Opprimé par le fleuriste qui l’emploie, Seymour cultive en secret une plante exotique et puante qu’il a baptisée du prénom de sa jolie collègue. Aussitôt dévoilée à la boutique, la verte Audrey attire une clientèle croissante et procure à Seymour une flatteuse célébrité. Problème : l’étrange végétal s’avère carnivore…
Le film américain de 1960, signé Roger Corman, est une comédie d’horreur dont le succès inspira à deux collaborateurs des Studios Disney, l’auteur Howard Ashman et le compositeur Alan Menken, la comédie musicale Little Shop of Horrors. Créée en 1982 à Broadway (Off-Broadway), elle a gardé l’affiche pendant cinq ans d’affilée et à son tour inspiré un film musical à Frank Oz, en 1986.
Cette production imaginée par Maxime Pascal, et mise en scène par Valérie Lesort et Christian Hecq, poursuit la tradition de la comédie musicale, dans une version française d’Alain Marcel, et à grand renfort de surprises scéniques. Les artistes de la Nouvelle Troupe sauront faire hurler de rire et d’horreur le public de la salle Favart, dans un spectacle déjanté et familial.
Notre avis : Avant de travailler ensemble pour les studios Disney (La Petite Sirène, La Belle et la Bête, ainsi qu’une partie d’Aladdin) le duo Howard Ashman (parolier) et Alan Menken (compositeur) avait créé La Petite Boutique des horreurs, inspirée d’un film éponyme des années 60, dans une petite salle à New York en 1982 avec seulement trois musiciens. Le spectacle s’est joué dans divers théâtres pendant plus de cinq ans et a été adapté au cinéma par Frank Oz en 1986. Quarante ans après sa création en Off-Off-Broadway, et plusieurs reprises à Londres et à New York, la comédie musicale fait ses débuts à l’Opéra Comique. Sans prendre une ride, cette fable grand-guignolesque et décalée déborde d’inventivité et de drôlerie.

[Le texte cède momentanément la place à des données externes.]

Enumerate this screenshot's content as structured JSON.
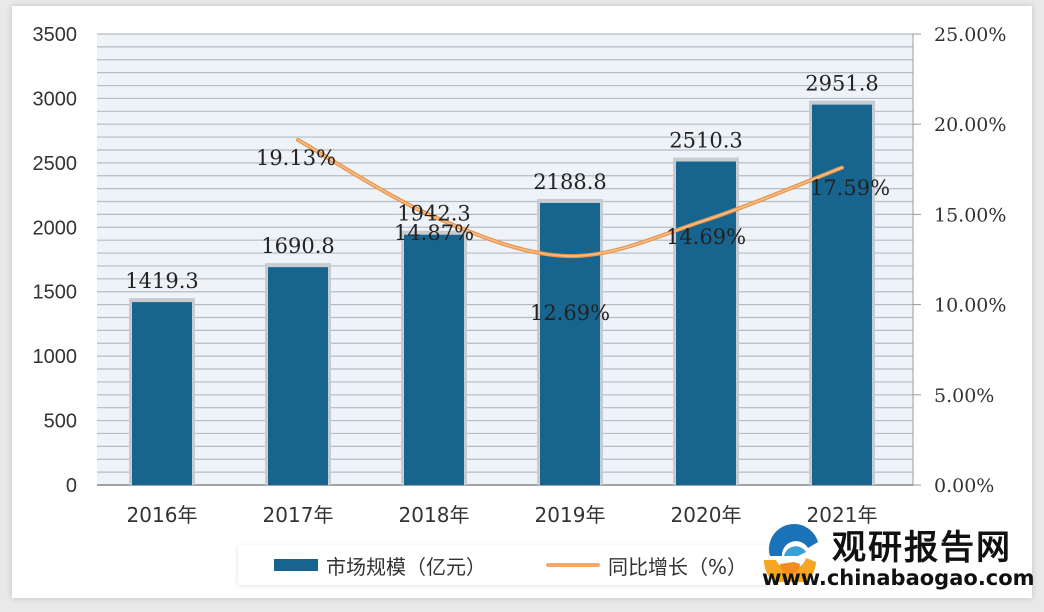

La traduction et l’adaptation par Alain Marcel, qui avait déjà proposé une version française en 1986 jouée au Théâtre Libertaire à Paris (actuel Déjazet), est remarquable ; elle évite la vulgarité tout en conservant le côté irrévérencieux et kitsch de la version originale. La mise en scène de Valérie Lesort et Christian Hecq fourmille d’idées et de trouvailles visuelles pour assurer une narration fluide sans aucune baisse de régime. Du quartier lugubre à l’évolution de la plante, tout est savamment illustré et réglé dans les moindres détails. La partition musicale a été réorchestrée par Arthur Lavandier pour un effectif plus important qu’à la création (le plus important à ce jour pour cette œuvre) mais, à la demande d’Alan Menken, il a pris soin de garder le côté intimiste d’une petite formation pour rester plus proches des « petites gens » dont parle le spectacle. Le résultat est formidable et l’orchestre dirigé par Maxime Pascal fait très bien ressortir l’aspect jazz band voulu par le compositeur.
Les chanteurs sont tous parfaits dans leurs rôles. Ils interprètent des personnages stéréotypés, ils osent aller au bout de la caricature pour notre plus grand bonheur, sans jamais tomber dans l’hystérie. Marc Mauillon excelle en Seymour timide et naïf, et forme avec Judith Fa (Audrey) un couple tendre et touchant. Damien Bigourdan s’en donne à cœur joie et prend un malin plaisir à persécuter Seymour ou Audrey dans chacun de ses multiples rôles, tout comme Lionel Peintre (Monsieur Mushnik) qui joue à fond la carte du rustre. Le trio aux notes gospel formé par Sofia Mountassir, Laura Nanou et Anissa Brahmi est très uni. Traité comme un chœur antique qui commente l’action (principe qu’Alan Menken reprendra dans le dessin animé Hercule), il apporte beaucoup de rythme et d’énergie. La grande qualité du casting se ressent autant dans l’homogénéité théâtrale que vocale malgré les origines diverses (lyrique, comédie musicale, théâtre) des différents interprètes.
Mais si bien entourée qu’elle le soit, la réussite ne serait pas la même sans une plante aussi expressive. Créée par Carole Allemand et manipulée avec précision par Sami Adjali, elle évolue au fil du spectacle en faisant ressentir dans tout son corps chacun de ses sentiments. Pour finir de lui donner vie, Daniel Njo Lobé lui prête sa voix avec malice et révèle grâce à elle un talent de chanteur insoupçonné.
Cette première comédie musicale à l’Opéra Comique est une grande réussite et nous espérons que la programmation audacieuse de cette maison n’en restera pas à un coup d’essai.
Pour ma part, j’aurais juré avoir vu la version de 1986 au Théâtre de la Porte Saint Martin.